A quiver ran up her spine. The man who fell and broke his neck, whose bed she’d changed that day with Mae, whose bed Joe Turner now slept in …
“He traced a forged deed back to Beck, tried to find justice through the law. When that failed, he spoke out for vigilante action against the roughs. Had to be silenced before the idea caught on.”
She didn’t want to ask the next question but had to. “And William Evans?”
Quillan’s arms tightened as he gripped the halter rope. “I don’t think Beck dirtied his own hands.”
Her breath was coming in short bursts. “But you think he ordered it?” She recalled Beck’s curt words to Carruther and Carruther’s immediate response.

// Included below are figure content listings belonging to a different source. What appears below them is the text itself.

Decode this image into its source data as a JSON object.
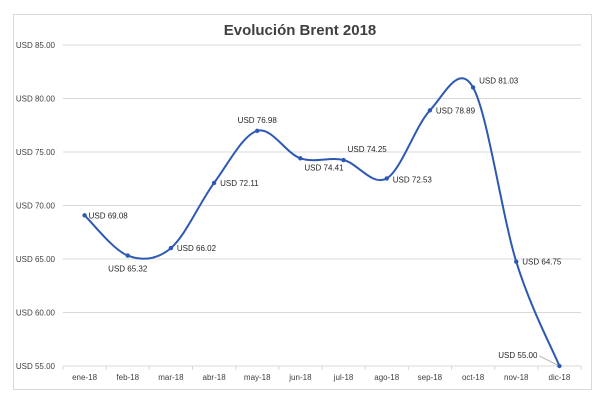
{
  "chart_data": {
    "type": "line",
    "title": "Evolución Brent 2018",
    "xlabel": "",
    "ylabel": "",
    "categories": [
      "ene-18",
      "feb-18",
      "mar-18",
      "abr-18",
      "may-18",
      "jun-18",
      "jul-18",
      "ago-18",
      "sep-18",
      "oct-18",
      "nov-18",
      "dic-18"
    ],
    "values": [
      69.08,
      65.32,
      66.02,
      72.11,
      76.98,
      74.41,
      74.25,
      72.53,
      78.89,
      81.03,
      64.75,
      55.0
    ],
    "data_labels": [
      "USD 69.08",
      "USD 65.32",
      "USD 66.02",
      "USD 72.11",
      "USD 76.98",
      "USD 74.41",
      "USD 74.25",
      "USD 72.53",
      "USD 78.89",
      "USD 81.03",
      "USD 64.75",
      "USD 55.00"
    ],
    "ylim": [
      55,
      85
    ],
    "yticks": [
      55,
      60,
      65,
      70,
      75,
      80,
      85
    ],
    "ytick_labels": [
      "USD 55.00",
      "USD 60.00",
      "USD 65.00",
      "USD 70.00",
      "USD 75.00",
      "USD 80.00",
      "USD 85.00"
    ],
    "smoothed": true,
    "grid": "horizontal",
    "legend": "none",
    "colors": {
      "line": "#2e59b3",
      "grid": "#d9d9d9",
      "text": "#404040"
    }
  }
}
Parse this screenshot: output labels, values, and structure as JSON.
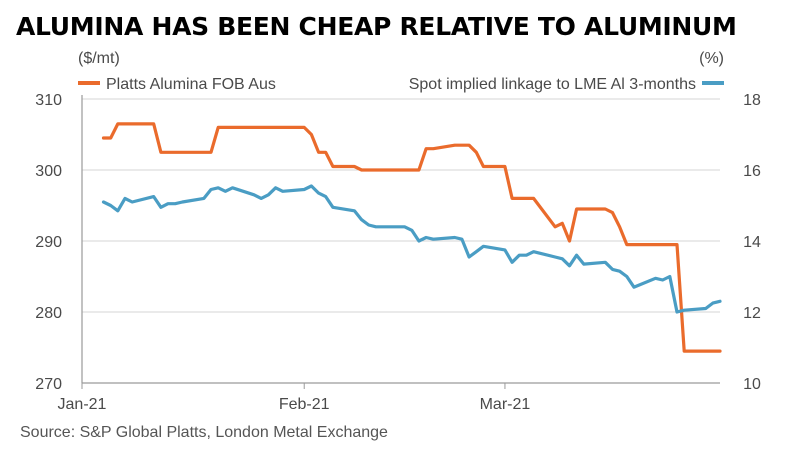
{
  "chart_data": {
    "type": "line",
    "title": "ALUMINA HAS BEEN CHEAP RELATIVE TO ALUMINUM",
    "left_axis_unit": "($/mt)",
    "right_axis_unit": "(%)",
    "left_ylim": [
      270,
      310
    ],
    "left_ticks": [
      "310",
      "300",
      "290",
      "280",
      "270"
    ],
    "left_tick_values": [
      310,
      300,
      290,
      280,
      270
    ],
    "right_ylim": [
      10,
      18
    ],
    "right_ticks": [
      "18",
      "16",
      "14",
      "12",
      "10"
    ],
    "right_tick_values": [
      18,
      16,
      14,
      12,
      10
    ],
    "x_ticks": [
      "Jan-21",
      "Feb-21",
      "Mar-21"
    ],
    "x_tick_dates": [
      "2021-01-01",
      "2021-02-01",
      "2021-03-01"
    ],
    "grid": true,
    "legend_position": "top",
    "series": [
      {
        "name": "Platts Alumina FOB Aus",
        "axis": "left",
        "color": "#ea6b2c",
        "x": [
          "2021-01-04",
          "2021-01-05",
          "2021-01-06",
          "2021-01-07",
          "2021-01-08",
          "2021-01-11",
          "2021-01-12",
          "2021-01-13",
          "2021-01-14",
          "2021-01-15",
          "2021-01-18",
          "2021-01-19",
          "2021-01-20",
          "2021-01-21",
          "2021-01-22",
          "2021-01-25",
          "2021-01-26",
          "2021-01-27",
          "2021-01-28",
          "2021-01-29",
          "2021-02-01",
          "2021-02-02",
          "2021-02-03",
          "2021-02-04",
          "2021-02-05",
          "2021-02-08",
          "2021-02-09",
          "2021-02-10",
          "2021-02-11",
          "2021-02-12",
          "2021-02-15",
          "2021-02-16",
          "2021-02-17",
          "2021-02-18",
          "2021-02-19",
          "2021-02-22",
          "2021-02-23",
          "2021-02-24",
          "2021-02-25",
          "2021-02-26",
          "2021-03-01",
          "2021-03-02",
          "2021-03-03",
          "2021-03-04",
          "2021-03-05",
          "2021-03-08",
          "2021-03-09",
          "2021-03-10",
          "2021-03-11",
          "2021-03-12",
          "2021-03-15",
          "2021-03-16",
          "2021-03-17",
          "2021-03-18",
          "2021-03-19",
          "2021-03-22",
          "2021-03-23",
          "2021-03-24",
          "2021-03-25",
          "2021-03-26",
          "2021-03-29",
          "2021-03-30",
          "2021-03-31"
        ],
        "values": [
          304.5,
          304.5,
          306.5,
          306.5,
          306.5,
          306.5,
          302.5,
          302.5,
          302.5,
          302.5,
          302.5,
          302.5,
          306.0,
          306.0,
          306.0,
          306.0,
          306.0,
          306.0,
          306.0,
          306.0,
          306.0,
          305.0,
          302.5,
          302.5,
          300.5,
          300.5,
          300.0,
          300.0,
          300.0,
          300.0,
          300.0,
          300.0,
          300.0,
          303.0,
          303.0,
          303.5,
          303.5,
          303.5,
          302.5,
          300.5,
          300.5,
          296.0,
          296.0,
          296.0,
          296.0,
          292.0,
          292.5,
          290.0,
          294.5,
          294.5,
          294.5,
          294.0,
          292.0,
          289.5,
          289.5,
          289.5,
          289.5,
          289.5,
          289.5,
          274.5,
          274.5,
          274.5,
          274.5
        ]
      },
      {
        "name": "Spot implied linkage to LME Al 3-months",
        "axis": "right",
        "color": "#4a9dc4",
        "x": [
          "2021-01-04",
          "2021-01-05",
          "2021-01-06",
          "2021-01-07",
          "2021-01-08",
          "2021-01-11",
          "2021-01-12",
          "2021-01-13",
          "2021-01-14",
          "2021-01-15",
          "2021-01-18",
          "2021-01-19",
          "2021-01-20",
          "2021-01-21",
          "2021-01-22",
          "2021-01-25",
          "2021-01-26",
          "2021-01-27",
          "2021-01-28",
          "2021-01-29",
          "2021-02-01",
          "2021-02-02",
          "2021-02-03",
          "2021-02-04",
          "2021-02-05",
          "2021-02-08",
          "2021-02-09",
          "2021-02-10",
          "2021-02-11",
          "2021-02-12",
          "2021-02-15",
          "2021-02-16",
          "2021-02-17",
          "2021-02-18",
          "2021-02-19",
          "2021-02-22",
          "2021-02-23",
          "2021-02-24",
          "2021-02-25",
          "2021-02-26",
          "2021-03-01",
          "2021-03-02",
          "2021-03-03",
          "2021-03-04",
          "2021-03-05",
          "2021-03-08",
          "2021-03-09",
          "2021-03-10",
          "2021-03-11",
          "2021-03-12",
          "2021-03-15",
          "2021-03-16",
          "2021-03-17",
          "2021-03-18",
          "2021-03-19",
          "2021-03-22",
          "2021-03-23",
          "2021-03-24",
          "2021-03-25",
          "2021-03-26",
          "2021-03-29",
          "2021-03-30",
          "2021-03-31"
        ],
        "values": [
          15.1,
          15.0,
          14.85,
          15.2,
          15.1,
          15.25,
          14.95,
          15.05,
          15.05,
          15.1,
          15.2,
          15.45,
          15.5,
          15.4,
          15.5,
          15.3,
          15.2,
          15.3,
          15.5,
          15.4,
          15.45,
          15.55,
          15.35,
          15.25,
          14.95,
          14.85,
          14.6,
          14.45,
          14.4,
          14.4,
          14.4,
          14.3,
          14.0,
          14.1,
          14.05,
          14.1,
          14.05,
          13.55,
          13.7,
          13.85,
          13.75,
          13.4,
          13.6,
          13.6,
          13.7,
          13.55,
          13.5,
          13.3,
          13.6,
          13.35,
          13.4,
          13.2,
          13.15,
          13.0,
          12.7,
          12.95,
          12.9,
          13.0,
          12.0,
          12.05,
          12.1,
          12.25,
          12.3
        ]
      }
    ]
  },
  "source": "Source: S&P Global Platts, London Metal Exchange"
}
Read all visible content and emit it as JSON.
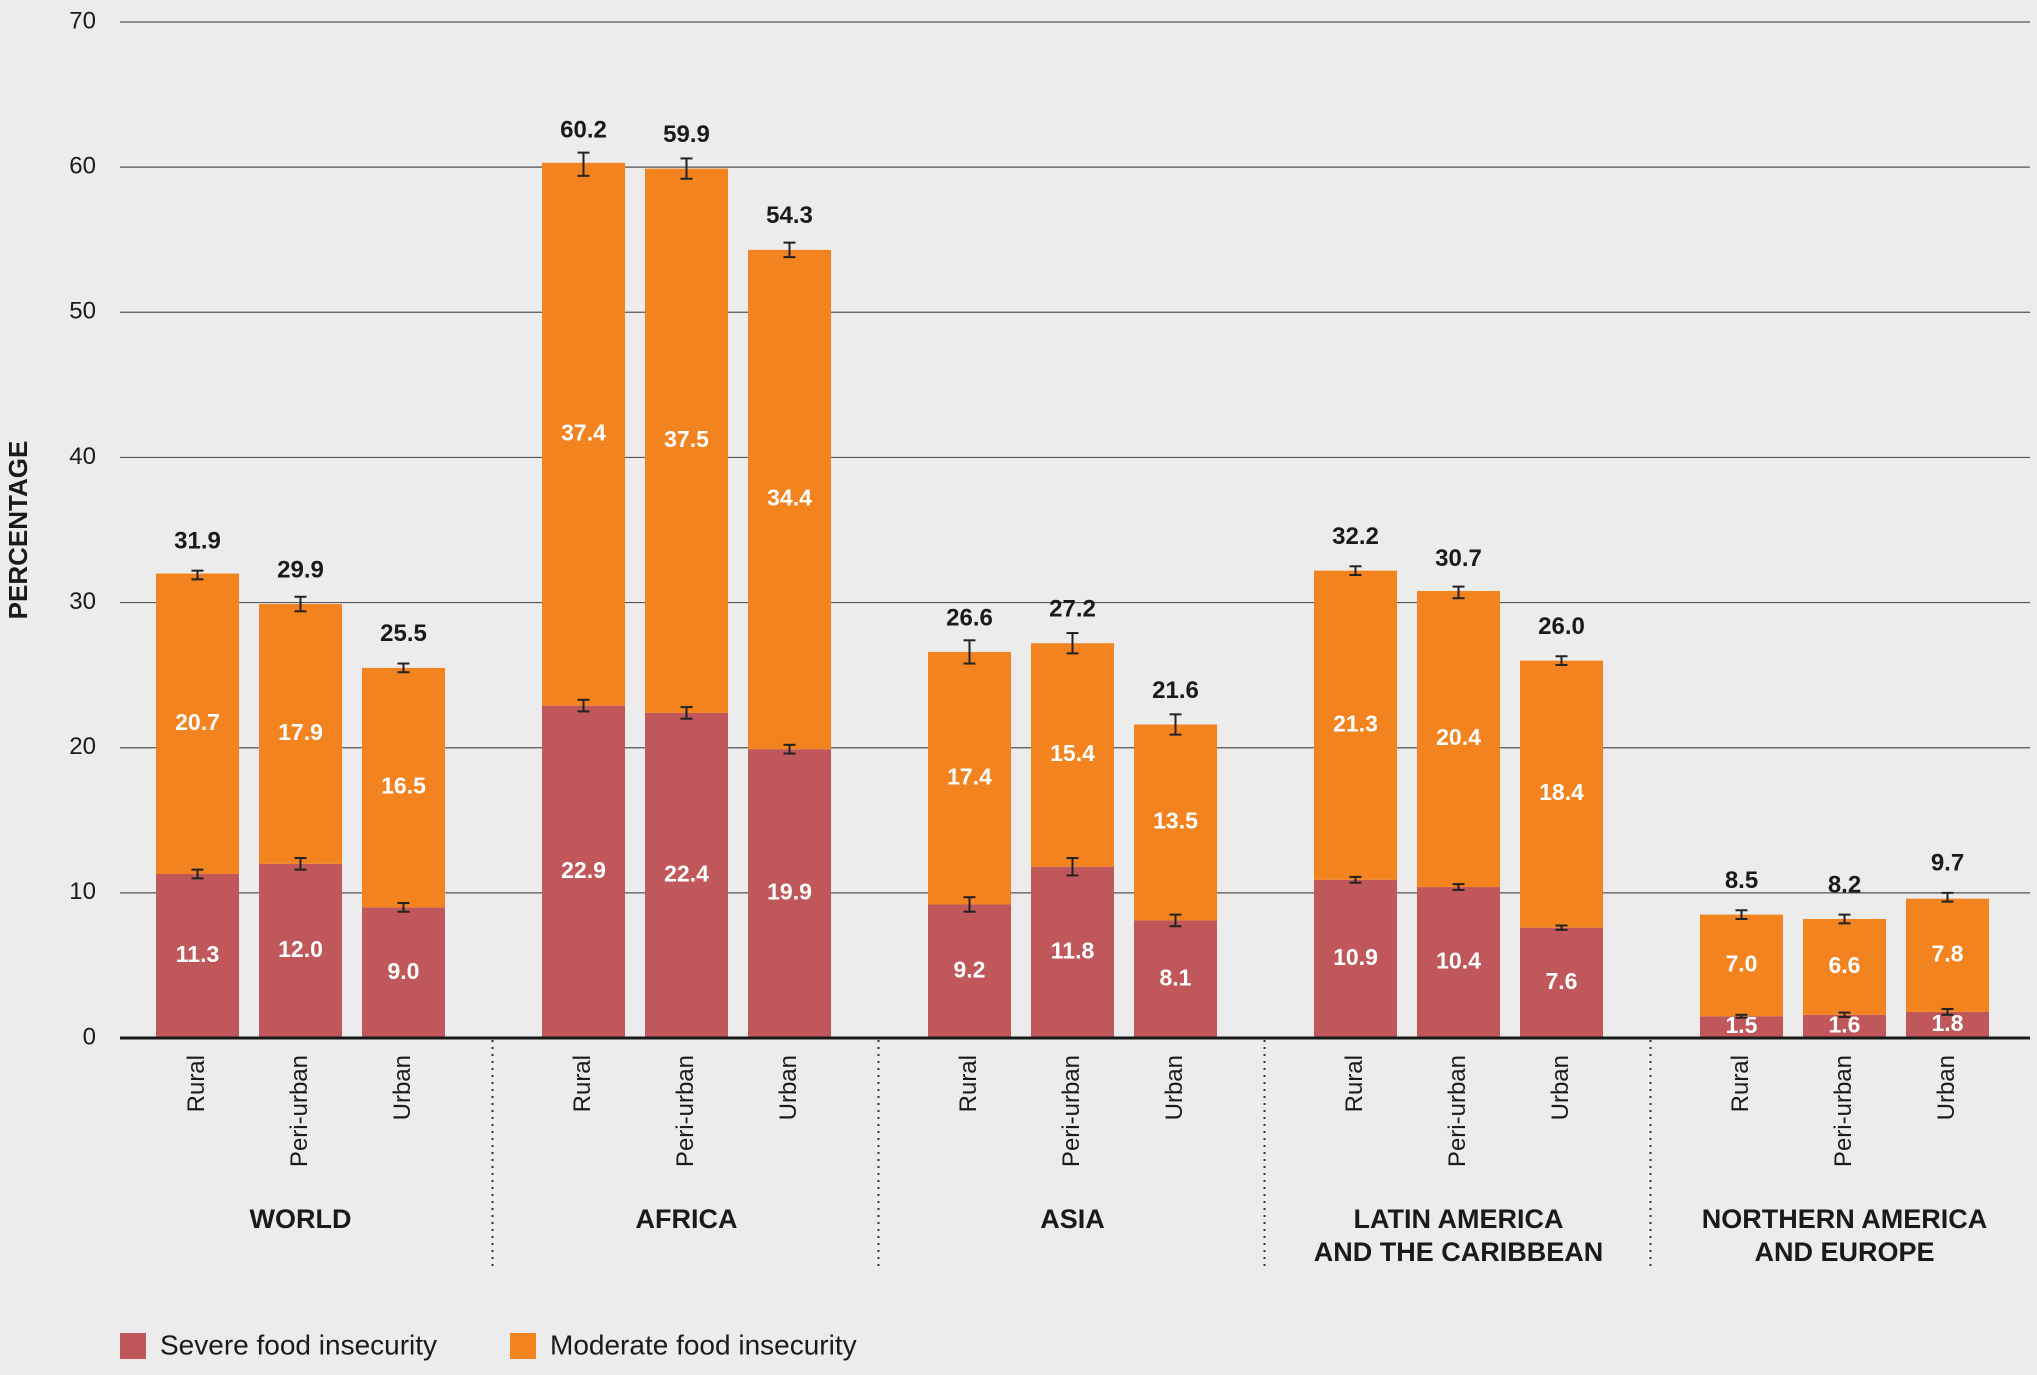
{
  "chart_data": {
    "type": "bar",
    "stacked": true,
    "grid": true,
    "y_label": "PERCENTAGE",
    "ylim": [
      0,
      70
    ],
    "yticks": [
      0,
      10,
      20,
      30,
      40,
      50,
      60,
      70
    ],
    "groups": [
      [
        "WORLD"
      ],
      [
        "AFRICA"
      ],
      [
        "ASIA"
      ],
      [
        "LATIN AMERICA",
        "AND THE CARIBBEAN"
      ],
      [
        "NORTHERN AMERICA",
        "AND EUROPE"
      ]
    ],
    "categories": [
      "Rural",
      "Peri-urban",
      "Urban",
      "Rural",
      "Peri-urban",
      "Urban",
      "Rural",
      "Peri-urban",
      "Urban",
      "Rural",
      "Peri-urban",
      "Urban",
      "Rural",
      "Peri-urban",
      "Urban"
    ],
    "series": [
      {
        "name": "Severe food insecurity",
        "color": "#c0575a",
        "values": [
          11.3,
          12.0,
          9.0,
          22.9,
          22.4,
          19.9,
          9.2,
          11.8,
          8.1,
          10.9,
          10.4,
          7.6,
          1.5,
          1.6,
          1.8
        ],
        "value_labels": [
          "11.3",
          "12.0",
          "9.0",
          "22.9",
          "22.4",
          "19.9",
          "9.2",
          "11.8",
          "8.1",
          "10.9",
          "10.4",
          "7.6",
          "1.5",
          "1.6",
          "1.8"
        ],
        "errors": [
          0.3,
          0.4,
          0.3,
          0.4,
          0.4,
          0.3,
          0.5,
          0.6,
          0.4,
          0.2,
          0.2,
          0.15,
          0.1,
          0.15,
          0.2
        ]
      },
      {
        "name": "Moderate food insecurity",
        "color": "#f3831f",
        "values": [
          20.7,
          17.9,
          16.5,
          37.4,
          37.5,
          34.4,
          17.4,
          15.4,
          13.5,
          21.3,
          20.4,
          18.4,
          7.0,
          6.6,
          7.8
        ],
        "value_labels": [
          "20.7",
          "17.9",
          "16.5",
          "37.4",
          "37.5",
          "34.4",
          "17.4",
          "15.4",
          "13.5",
          "21.3",
          "20.4",
          "18.4",
          "7.0",
          "6.6",
          "7.8"
        ]
      }
    ],
    "totals": {
      "values": [
        31.9,
        29.9,
        25.5,
        60.2,
        59.9,
        54.3,
        26.6,
        27.2,
        21.6,
        32.2,
        30.7,
        26.0,
        8.5,
        8.2,
        9.7
      ],
      "value_labels": [
        "31.9",
        "29.9",
        "25.5",
        "60.2",
        "59.9",
        "54.3",
        "26.6",
        "27.2",
        "21.6",
        "32.2",
        "30.7",
        "26.0",
        "8.5",
        "8.2",
        "9.7"
      ],
      "errors": [
        0.3,
        0.5,
        0.3,
        0.8,
        0.7,
        0.5,
        0.8,
        0.7,
        0.7,
        0.3,
        0.4,
        0.3,
        0.3,
        0.3,
        0.3
      ]
    }
  }
}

“I don’t know what’s behind Evans’ death. If it was meant to send a message to others, then I’d wager long odds Beck’s involved.”
She trembled. “Why are you telling me this?”
He reined in and turned her to face him. “I’m hoping you’ll help me.”
Help him? Hadn’t Berkley Beck said the same? Which of them spoke truth? Whom could she trust?
“Unless, of course, you still think Beck’s the golden boy he pretends to be.”
She recalled Berkley Beck’s hand coiling her hair, his dark in
nuendoes. “I’m not deceived.”
“Then why do you stay with him?” He seemed honestly curious.
She sighed. “I’m waiting.”
“For what?”
The words came with difficulty. “For Flavio.”
Quillan slid the back of his fingers over the side of his jaw. “The one who doesn’t care?”
She dropped her gaze, ashamed to have told so much. Why did she blurt things she didn’t admit even to herself whenever Quillan held her with his eyes? “He may still.”
“And until then, Beck pays your keep.”
He made it sound cheap, dishonest. “He employs me in his office.” She flushed.
His laugh came readily. “Don’t worry. I mistook you that first time, but I’ve realized my mistake.”
“That first …” Her sudden fury burned. “That was why you wouldn’t help? Why you sent my wagon …”
“I sent your wagon down to clear the road. There was no other way.”
The tears that sprang to her eyes angered her, but they seemed to soften him, the lines of his face losing their edge, the brows drawing together.
His voice thickened. “I wish I’d come on you with an empty wagon.” He released her and started Jock again.
She swallowed the tears. It was as close to an apology as she would get. Her shoulder throbbed, sending shards of pain through her arm and down her back. She felt drained and weary but held herself stiffly, so as not to rest against him. Even so, with the motion of the horse they brushed, a constant reminder of his presence. As though she could forget.
He cleared his throat. “About Berkley Beck, will you keep your eyes open?”
“I’ve seen nothing that—” Jock stumbled and she slipped to the side.
Quillan caught her, his arm tight around her waist, and firmly reseated her. “You best sit tight to me over this rough ground. It’s a little late for appearances.”